Economics and Graduate Education Dashboard
This dashboard visualizes data from CGS and the U.S. Bureau of Labor Statistics from January 2013 onward, and is updated monthly and yearly to track changes in graduate education metrics and economic indicators such as the Consumer Price Index and unemployment rate. It serves as an interactive tool to compare trends in graduate program applications and enrollments with economic health markers.
CGS members have access to an advanced version of this dashboard here.
CGS Members Lend Their Expertise
Hear from CGS members Thomas Jeitschko (Michigan State University) and Jon Woon (University of Pittsburgh) about the relationship between the U.S. economy and graduate application and enrollment trends. This video explores how different states of the economy can either drive or depress graduate education trends and what economic policy considerations influence those trends.
How to Use this Dashboard
Click on the headers below to expand the content.
Data Details
The dashboard visualizes CGS and U.S. Bureau of Labor Statistics (BLS) data from January 2013 to today. The data is updated monthly to reflect new BLS data and yearly to include new CGS data from its annual Graduate Enrollment and Degrees (GED) report.
- CGS data is the median value of various graduate education metrics included in the GED Report of that year. The CGS metrics are as follows:
- Applications (All Students)
- First Time Enrollment (All Students)
- Applications (Doctoral Students)
- Applications (Master’s Students)
- First Time Enrollment (Master’s Students)
- First Time Enrollment (Doctoral Students)

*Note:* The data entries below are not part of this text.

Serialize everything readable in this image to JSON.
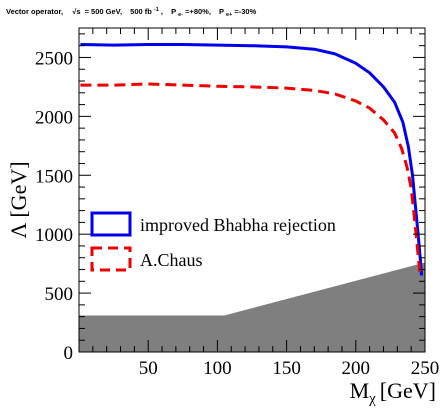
{
  "chart_data": {
    "type": "line",
    "title": "Vector operator,",
    "header": {
      "sqrt_s": "= 500 GeV,",
      "lumi": "500 fb",
      "lumi_exp": "-1",
      "pol_e": "=+80%,",
      "pol_p": "=-30%",
      "sub_e": "e-",
      "sub_p": "e+"
    },
    "xlabel": "M",
    "xlabel_sub": "χ",
    "xlabel_unit": "[GeV]",
    "ylabel": "Λ [GeV]",
    "xlim": [
      0,
      250
    ],
    "ylim": [
      0,
      2750
    ],
    "x_ticks": [
      50,
      100,
      150,
      200,
      250
    ],
    "y_ticks": [
      0,
      500,
      1000,
      1500,
      2000,
      2500
    ],
    "series": [
      {
        "name": "improved Bhabha rejection",
        "color": "#0000ee",
        "dash": "solid",
        "points": [
          [
            1,
            2610
          ],
          [
            25,
            2605
          ],
          [
            50,
            2610
          ],
          [
            75,
            2610
          ],
          [
            100,
            2605
          ],
          [
            125,
            2600
          ],
          [
            150,
            2590
          ],
          [
            170,
            2570
          ],
          [
            185,
            2530
          ],
          [
            200,
            2450
          ],
          [
            210,
            2370
          ],
          [
            220,
            2250
          ],
          [
            228,
            2120
          ],
          [
            234,
            1950
          ],
          [
            238,
            1740
          ],
          [
            241,
            1500
          ],
          [
            243,
            1250
          ],
          [
            245,
            1000
          ],
          [
            246.5,
            800
          ],
          [
            247.5,
            650
          ]
        ]
      },
      {
        "name": "A.Chaus",
        "color": "#ee0000",
        "dash": "dashed",
        "points": [
          [
            1,
            2265
          ],
          [
            25,
            2265
          ],
          [
            50,
            2275
          ],
          [
            75,
            2265
          ],
          [
            100,
            2255
          ],
          [
            125,
            2250
          ],
          [
            150,
            2240
          ],
          [
            170,
            2220
          ],
          [
            185,
            2190
          ],
          [
            200,
            2130
          ],
          [
            210,
            2070
          ],
          [
            220,
            1970
          ],
          [
            228,
            1860
          ],
          [
            233,
            1730
          ],
          [
            237,
            1570
          ],
          [
            240,
            1390
          ],
          [
            242,
            1180
          ],
          [
            244,
            950
          ],
          [
            245.5,
            760
          ],
          [
            246.5,
            650
          ]
        ]
      }
    ],
    "excluded_region": {
      "color": "#7f7f7f",
      "points": [
        [
          0,
          0
        ],
        [
          0,
          310
        ],
        [
          105,
          310
        ],
        [
          250,
          760
        ],
        [
          250,
          0
        ]
      ]
    },
    "legend": "inside-lower-left"
  }
}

The median value is calculated for each year using the Graduate Enrollment and Degrees Survey data. Though the sample is different every year due to the nature of the survey respondents, its large reporting numbers ensure that the median value can be trusted to provide a cross-section of a “typical” graduate school that responded to the survey that year. The same survey also captures data for other racial and ethnic groups, specifically, students that identify as American Indian/Alaska Native and Native Hawaiian and Other Pacific Islander, and Pacific Islander. The omission of these groups from this tool is due to the organically low numbers for the these groups relative to those currently in the tool. Future versions of the tool will seek to include these students in a meaningful way that adds data context to the user experience. Directions for future use of the tool that includes these groups will also be updated at that time.
- BLS data is the presented rate of change of the following metrics:
- 12-month percentage change, Consumer Price Index (All Categories)
- Civilian Unemployment Rate (All Civilians)
Using these Data
This dashboard is an interactive tool to track common markers of the health of the U.S. economy alongside specific markers of enrollment into and applications for U.S. graduate programs. The comparison to be made between the two sets of markers is primarily made at prima facie, that is, only to represent information drawn from the respective dashboard graph itself. The dashboard graphs do not purport to establish a direct relationship between the economic markers and the graduate program markers, nor does it put forward statistical relevancy to one conclusion.
Users of the dashboard could use the two sets of markers to broadly discuss the ever-evolving relationship between macroeconomic trends in the US economy and the supply-demand structure of graduate education. The dashboard graphs do not endorse arguments for or against the existence of any relationship between the two sets of markers, nor do the graphs posit any policy that might causally explain the existence of any relationship between the two sets of markers.